In [7]:
import os
import json
import lief
import hashlib
from tqdm import tqdm  # Optional for progress bars
from feature_extractors.pe_feature import PEFeatureExtractor  # Import your feature extractor

def process_safe_executables(file_path, output_file):

    feature_extractor = PEFeatureExtractor()

    with open(output_file, 'a') as out_f:
        if os.path.isfile(file_path):
            files_to_process = [file_path]
        # Handle directory
        elif os.path.isdir(file_path):
            files_to_process = [
                os.path.join(file_path, f) 
                for f in os.listdir(file_path) 
                if f.lower().endswith(('.exe', '.dll'))
            ]
        else:
            raise ValueError(f"Path {file_path} is neither file nor directory")

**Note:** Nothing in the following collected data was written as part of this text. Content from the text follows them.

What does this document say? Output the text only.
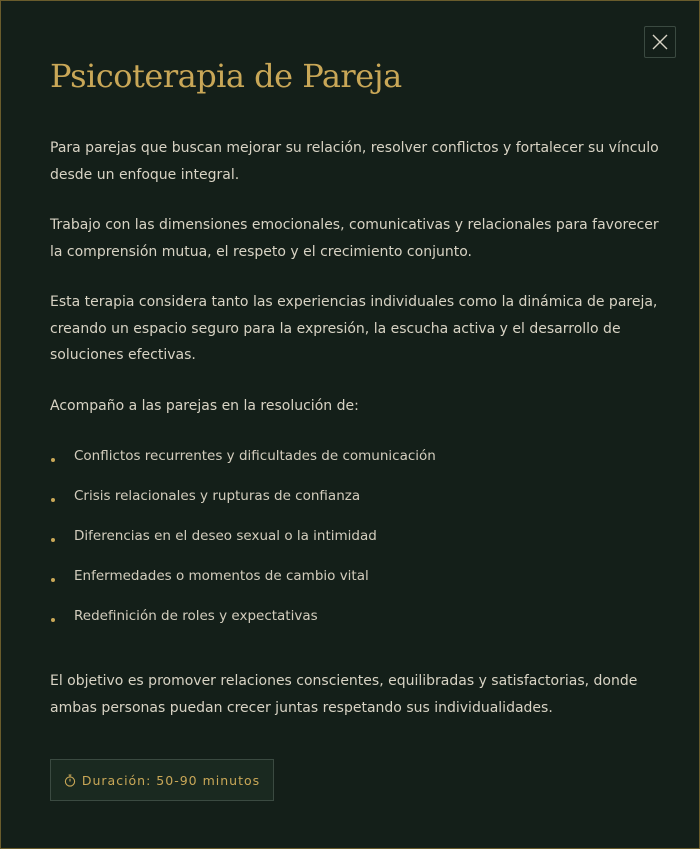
Psicoterapia de Pareja

Para parejas que buscan mejorar su relación, resolver conflictos y fortalecer su vínculo desde un enfoque integral.

Trabajo con las dimensiones emocionales, comunicativas y relacionales para favorecer la comprensión mutua, el respeto y el crecimiento conjunto.

Esta terapia considera tanto las experiencias individuales como la dinámica de pareja, creando un espacio seguro para la expresión, la escucha activa y el desarrollo de soluciones efectivas.

Acompaño a las parejas en la resolución de:

Conflictos recurrentes y dificultades de comunicación
Crisis relacionales y rupturas de confianza
Diferencias en el deseo sexual o la intimidad
Enfermedades o momentos de cambio vital
Redefinición de roles y expectativas

El objetivo es promover relaciones conscientes, equilibradas y satisfactorias, donde ambas personas puedan crecer juntas respetando sus individualidades.

Duración: 50-90 minutos
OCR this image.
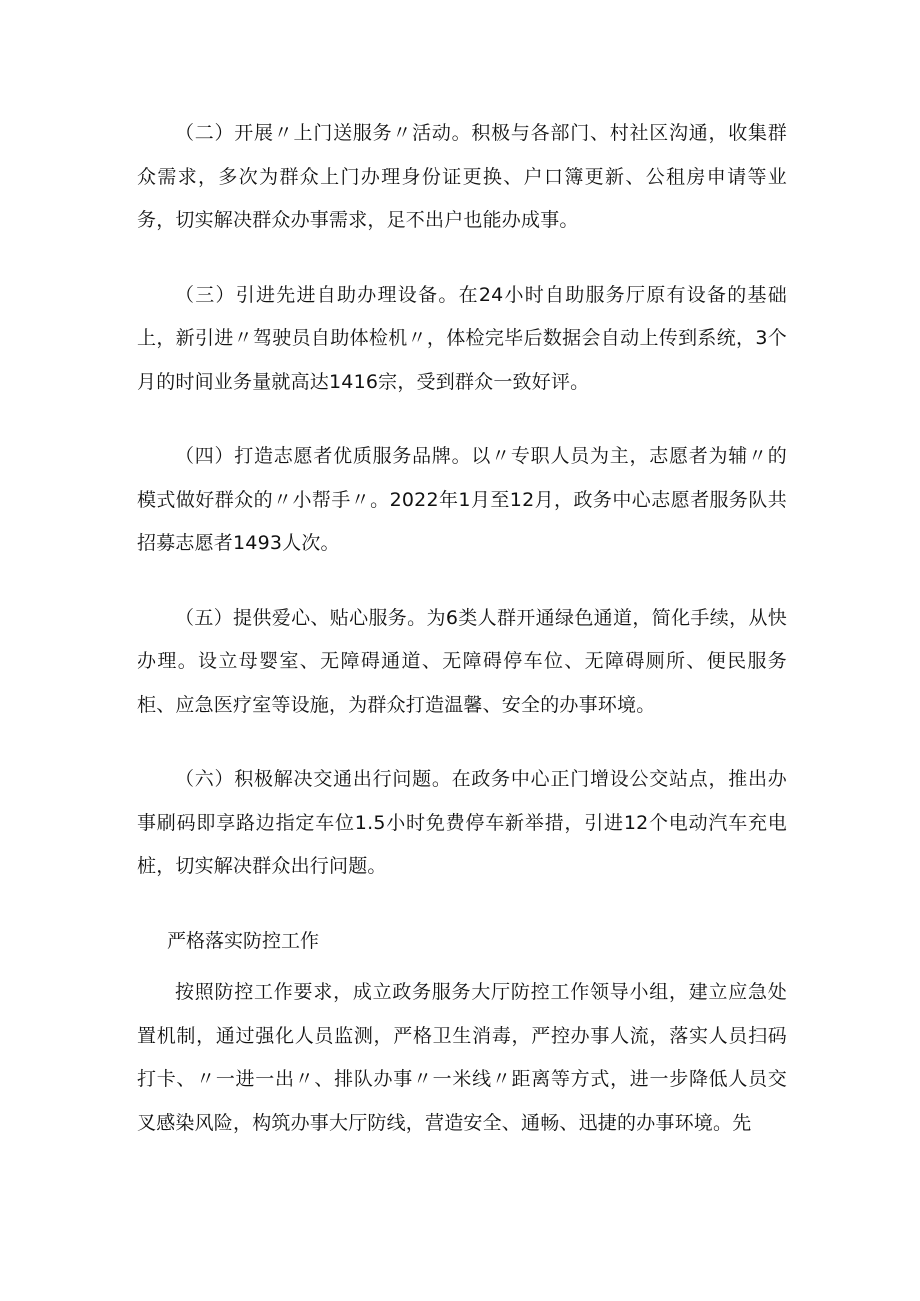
（二）开展〃上门送服务〃活动。积极与各部门、村社区沟通，收集群众需求，多次为群众上门办理身份证更换、户口簿更新、公租房申请等业务，切实解决群众办事需求，足不出户也能办成事。

（三）引进先进自助办理设备。在24小时自助服务厅原有设备的基础上，新引进〃驾驶员自助体检机〃，体检完毕后数据会自动上传到系统，3个月的时间业务量就高达1416宗，受到群众一致好评。

（四）打造志愿者优质服务品牌。以〃专职人员为主，志愿者为辅〃的模式做好群众的〃小帮手〃。2022年1月至12月，政务中心志愿者服务队共招募志愿者1493人次。

（五）提供爱心、贴心服务。为6类人群开通绿色通道，简化手续，从快办理。设立母婴室、无障碍通道、无障碍停车位、无障碍厕所、便民服务柜、应急医疗室等设施，为群众打造温馨、安全的办事环境。

（六）积极解决交通出行问题。在政务中心正门增设公交站点，推出办事刷码即享路边指定车位1.5小时免费停车新举措，引进12个电动汽车充电桩，切实解决群众出行问题。

严格落实防控工作

按照防控工作要求，成立政务服务大厅防控工作领导小组，建立应急处置机制，通过强化人员监测，严格卫生消毒，严控办事人流，落实人员扫码打卡、〃一进一出〃、排队办事〃一米线〃距离等方式，进一步降低人员交叉感染风险，构筑办事大厅防线，营造安全、通畅、迅捷的办事环境。先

        for file_path in files_to_process:
            try:
                with open(file_path, 'rb') as f:
                    bytez = f.read()

                # Extract features
                features = feature_extractor.raw_features(bytez)

                out_f.write(json.dumps(features) + '\n')

            except lief.bad_format:
                print(f"Skipping {file_path}: Invalid PE format")
            except Exception as e:
                print(f"Error processing {file_path}: {str(e)}")

    print(f"Processed  files, saved to {output_file}")


process_safe_executables(
    file_path="C://Program Files (x86)//Steam//steamapps//common//Blasphemous 2//Blasphemous 2.exe",
    output_file="new_dataset_2351.jsonl",
)

Processed  files, saved to new_dataset_2351.jsonl